La ribellione di Davide Lovat e di Grande ha costituito una novità positiva perchè per la prima volta, almeno a nostra memoria, ha messo in campo ragioni progettuali, idee insomma (ritorno al venetismo, riscoperta della questione sociale, no alla cementificazione commerciale). Va reso merito all’ideologo Lovat di aver attaccato la nomenclatura degli Stefani e delle Dal Lago con argomenti, invece di dare l’assalto alla segreteria non dicendo nulla di diverso dagli avversari, ripetendo così l’ennesima, sudicia lotta per il potere. C’è chi sostiene che i ribelli in realtà ne stiano cavalcando una uguale e contraria, ma sapendo abilmente contraffarla col richiamo al leghismo delle origini. E anche se fosse? Se vincesse Grande sarebbe comunque una conquista per la Lega. Nella quale invece di celebrare il solito congresso-farsa, in cui si alza un gran polverone che poi viene messo sotto coperta dando a ognuno dei soliti quattro capi-bastone una fetta della torta, la vittoria verrebbe assetgnata ad una parte che vivaddio si fa portavoce di istanze popolari.

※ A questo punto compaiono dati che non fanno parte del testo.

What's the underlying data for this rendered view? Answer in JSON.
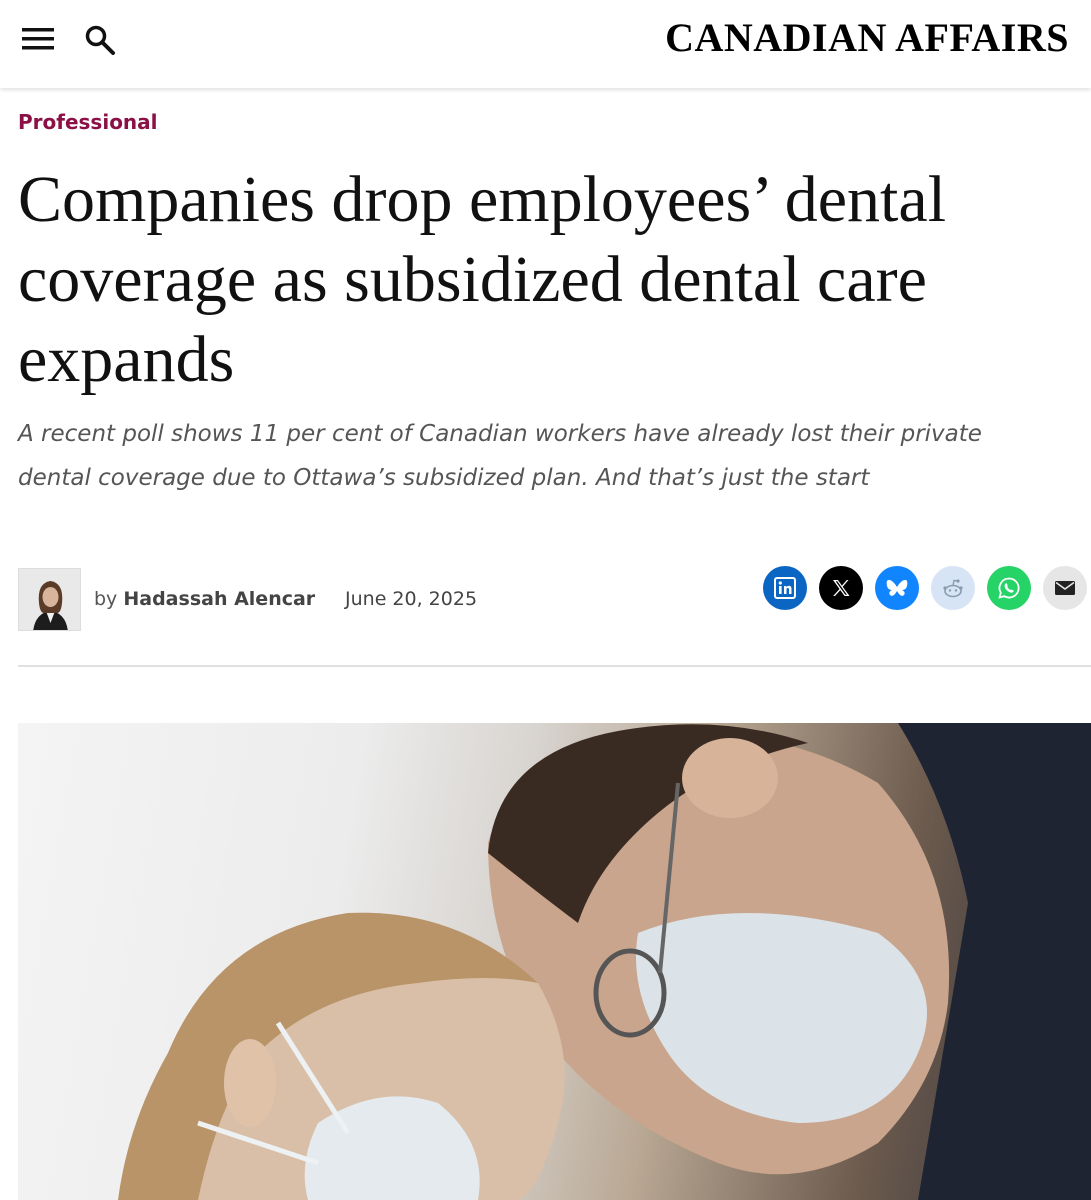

Perché il punto centrale della contestazione di Lovat è sacrosanto: i leghisti vicentini da troppo tempo vanno appresso a signorotti che il leghismo lo intendono esclusivamente come una riserva elettorale su cui fare carriera e accumulare privilegi. Manu Dal Lago, ex liberale, con la testa è sempre alla sua lista civica da buttare nella mischia per diventare sindaco di Vicenza (con l’immancabile collaborazione del fido omologo di sinistra Ubaldo Alifuoco). Stefano Stefani, che con la sconfitta del suo Fongaro al primo turno congressuale si è preso una bella scoppola, passa da una poltrona romana all’altra. Dietro di lui, ma sempre più davanti a lui, si scalda la Bizzotto, per ora confinata a Strasburgo. Alberto Filippi vorrebbe farci credere di essere roso da dubbi amletici: vendere o non vendere l’area di sua proprietà a Montebello? Vorrebbe farci credere, l’imprenditore di Unichimica, che guadagnerebbe la bellezza di 40 milioni di euro solo dopo che siano state rilasciate le licenze per costruirvi, quando invece è ovvio che la plusvalenza è data dal cambio di destinazione d’uso da agricolo a commerciale a cui la giunta regionale di Zaia ha dato via libera di recente.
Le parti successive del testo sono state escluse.